Billy Joel Sells Out the Hamptons
Lest anyone worry that Billy Joel's show in East Hampton on Saturday
night wasn't a total hit, I can reassure you: It was.
The show was part of the now infamous $3,000-a-ticket Social at the
Ross School series, which began with Prince, then Dave Matthews and
next week brings in Tom Petty followed by James Taylor.
Show insiders tell me that offering the whole thing up front as a
$30,000-a-couple series was too much even for the Hamptons. Sales were
slow. But now, individual shows are being sold, and Joel's was so hot
that 200 more seats than the 1,000 allotted for where actually sold.
"We had 1,200 people," said a source. Another source says that Joel
was paid $2 million for the night.
It was worth it.
In front of a crowd that included ex-wife Christie Brinkley with their
singer-daughter Alexa Ray; plus Jon Bon Jovi, Alec Baldwin, Lorne
Michaels, Edie Falco and a skinny but smiley Renee Zellweger, Joel
turned out a rockin' two-hour show that was flawless in every way.
Indeed, he had to battle high humidity and intense heat to pull it
off.
But Billy didn't miss a beat, knocking out hit after hit from "My
Life" to "Summer Highland Falls," "She's Always a Woman," "The
Entertainer," "Zanzibar," "Big Shot," "Piano Man," "Allentown,"
"Downeaster 'Alexa,'" "Don't Ask Me Why," "Keeping the Faith," "It's
Still Rock and Roll to Me," "We Didn't Start the Fire" and his popular
tour de force, "Scenes From an Italian Restaurant," among others.

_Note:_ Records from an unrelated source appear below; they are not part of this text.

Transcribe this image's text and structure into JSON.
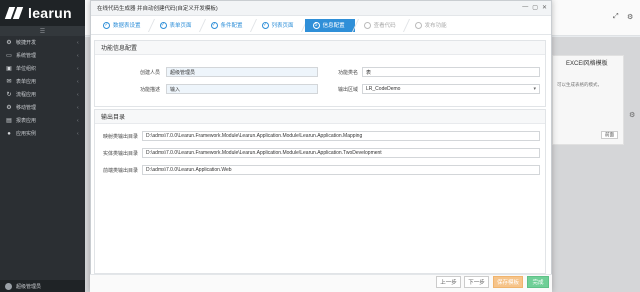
{
  "sidebar": {
    "logo": "learun",
    "items": [
      {
        "icon": "⚙",
        "label": "敏捷开发",
        "icon_name": "gear-icon"
      },
      {
        "icon": "▭",
        "label": "系统管理",
        "icon_name": "monitor-icon"
      },
      {
        "icon": "▣",
        "label": "单位组织",
        "icon_name": "org-icon"
      },
      {
        "icon": "✉",
        "label": "表单应用",
        "icon_name": "mail-icon"
      },
      {
        "icon": "↻",
        "label": "流程应用",
        "icon_name": "flow-icon"
      },
      {
        "icon": "⚙",
        "label": "移动管理",
        "icon_name": "mobile-gear-icon"
      },
      {
        "icon": "▤",
        "label": "报表应用",
        "icon_name": "report-icon"
      },
      {
        "icon": "●",
        "label": "应用实例",
        "icon_name": "app-icon"
      }
    ],
    "user": "超级管理员"
  },
  "background": {
    "excel_title": "EXCEl风格模板",
    "excel_desc": "可以生成表格的模式，",
    "excel_btn": "前面"
  },
  "modal": {
    "title": "在线代码生成器 并自动创建代码(自定义开发模板)",
    "steps": [
      {
        "label": "数据表设置",
        "state": "done"
      },
      {
        "label": "表单页面",
        "state": "done"
      },
      {
        "label": "条件配置",
        "state": "done"
      },
      {
        "label": "列表页面",
        "state": "done"
      },
      {
        "label": "信息配置",
        "state": "active",
        "num": "5"
      },
      {
        "label": "查看代码",
        "state": "pending"
      },
      {
        "label": "发布功能",
        "state": "pending"
      }
    ],
    "info_section": {
      "title": "功能信息配置",
      "creator_label": "创建人员",
      "creator_value": "超级管理员",
      "func_name_label": "功能类名",
      "func_name_value": "表",
      "func_desc_label": "功能描述",
      "func_desc_value": "输入",
      "output_area_label": "输出区域",
      "output_area_value": "LR_CodeDemo"
    },
    "output_section": {
      "title": "输出目录",
      "rows": [
        {
          "label": "映射类输出目录",
          "value": "D:\\adms\\7.0.0\\Learun.Framework.Module\\Learun.Application.Module\\Learun.Application.Mapping"
        },
        {
          "label": "实体类输出目录",
          "value": "D:\\adms\\7.0.0\\Learun.Framework.Module\\Learun.Application.Module\\Learun.Application.TwoDevelopment"
        },
        {
          "label": "前端类输出目录",
          "value": "D:\\adms\\7.0.0\\Learun.Application.Web"
        }
      ]
    },
    "footer": {
      "prev": "上一步",
      "next": "下一步",
      "generate": "保存模板",
      "finish": "完成"
    }
  }
}
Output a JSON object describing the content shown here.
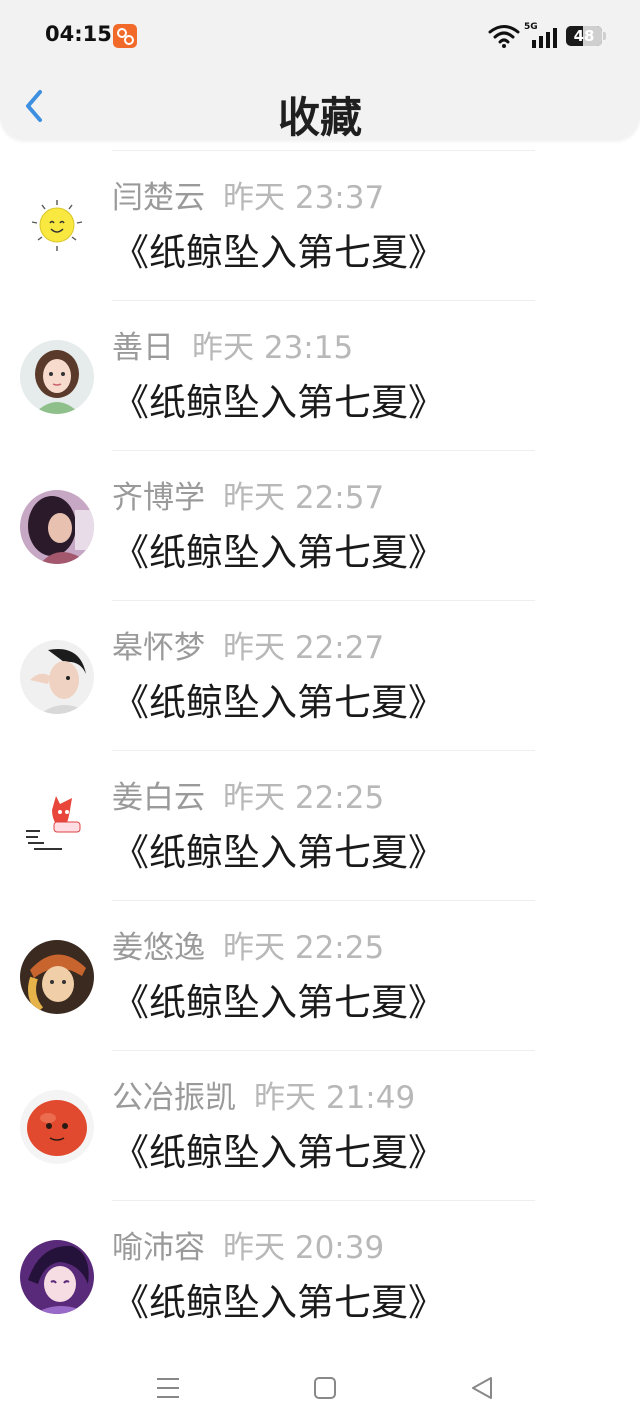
{
  "status_bar": {
    "time": "04:15",
    "network": "5G",
    "battery": "48",
    "battery_level_percent": 48,
    "app_icon": "orange-app-icon"
  },
  "header": {
    "back_icon": "chevron-left-icon",
    "title": "收藏"
  },
  "items": [
    {
      "name": "闫楚云",
      "time": "昨天 23:37",
      "title": "《纸鲸坠入第七夏》",
      "avatar": "sun-sticker"
    },
    {
      "name": "善日",
      "time": "昨天 23:15",
      "title": "《纸鲸坠入第七夏》",
      "avatar": "girl-portrait"
    },
    {
      "name": "齐博学",
      "time": "昨天 22:57",
      "title": "《纸鲸坠入第七夏》",
      "avatar": "woman-dark-hair"
    },
    {
      "name": "皋怀梦",
      "time": "昨天 22:27",
      "title": "《纸鲸坠入第七夏》",
      "avatar": "man-portrait"
    },
    {
      "name": "姜白云",
      "time": "昨天 22:25",
      "title": "《纸鲸坠入第七夏》",
      "avatar": "fox-sticker"
    },
    {
      "name": "姜悠逸",
      "time": "昨天 22:25",
      "title": "《纸鲸坠入第七夏》",
      "avatar": "woman-headscarf"
    },
    {
      "name": "公冶振凯",
      "time": "昨天 21:49",
      "title": "《纸鲸坠入第七夏》",
      "avatar": "red-blob"
    },
    {
      "name": "喻沛容",
      "time": "昨天 20:39",
      "title": "《纸鲸坠入第七夏》",
      "avatar": "anime-character"
    }
  ],
  "nav_bar": {
    "menu_icon": "menu-icon",
    "home_icon": "home-square-icon",
    "back_icon": "back-triangle-icon"
  },
  "colors": {
    "accent": "#3d8fe0",
    "app_icon": "#f26a2a",
    "header_bg": "#f2f2f2",
    "name_text": "#9a9a9a",
    "time_text": "#b8b8b8"
  }
}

He threw in a rare oldie from his first album, "Everyone Loves You
Now," and the still very moving, "New York State of Mind."
Of course, it's kind of easy for Joel to have success in the Hamptons.
He's the hometown boy made good to the people on the east end of Long
Island. He is to them what James Taylor and Carly Simon are to
Martha's Vineyard and Bruce Springsteen and Jon Bon Jovi are to Asbury
Park. Billy Joel is a hero.
That's why Sunday's story in the New York Post seemed so gratuitously
mean and unearned.
The writer of the piece made a snide comment about Joel being so
unhappy about the Social ticket sales it would drive him to drink.
Ouch! Talk about misreading your audience. Not nice.
However many times Joel has battled substance abuse, his audience is
always there to defend him. And with good reason. Joel has been a
mensch to Long Island fishermen, and has stood up for countless
underdogs.
Billy's songs indicate that. They are nearly all fully realized
vignettes, featuring characters and emotions to which his audience can
relate. They are all based in melodic hooks, and easily sung along to
- certainly more so than 95 percent of the drivel that p***** for pop
music today.
Billy did make some jokes from the stage, mostly about his age - 58.
"This isn't Billy Joel," he said. "I'm his dad."
He gave a shout out to wife Katie Lee Joel, who chose the menu for the
delicious buffet supper that was served and used a lot of her own and
Billy's recipes, including a steak marinade that was out of this
world.
Her cookbook comes out next year from Simon & Schuster. Trust me, you
will like her fried chicken!
As for Christie, I am told that her divorce from "architect" Peter
Cook remains itchy and scratchy with no calamine lotion around.
Brinkley - the Hamptons equivalent of a siren or reigning princess -
didn't bring her two younger children to the show, even though Billy
is son Jack's godfather.
Sources say that Cook refused to let stepson Jack (whose biological
father is Rick Taubman but who is in shared custody with Christie and
Cook) or daughter Sailor (Cook's biological child with Brinkley)
attend the show despite many pleadings from both children.
"It was his weekend, and he wouldn't give in," an insider who knows
the former couple told me.
You may recall that last year, Cook was revealed to be having an
affair with a 19-year-old behind Christie's back. Brinkley only found
out when the girl's father confronted her in public.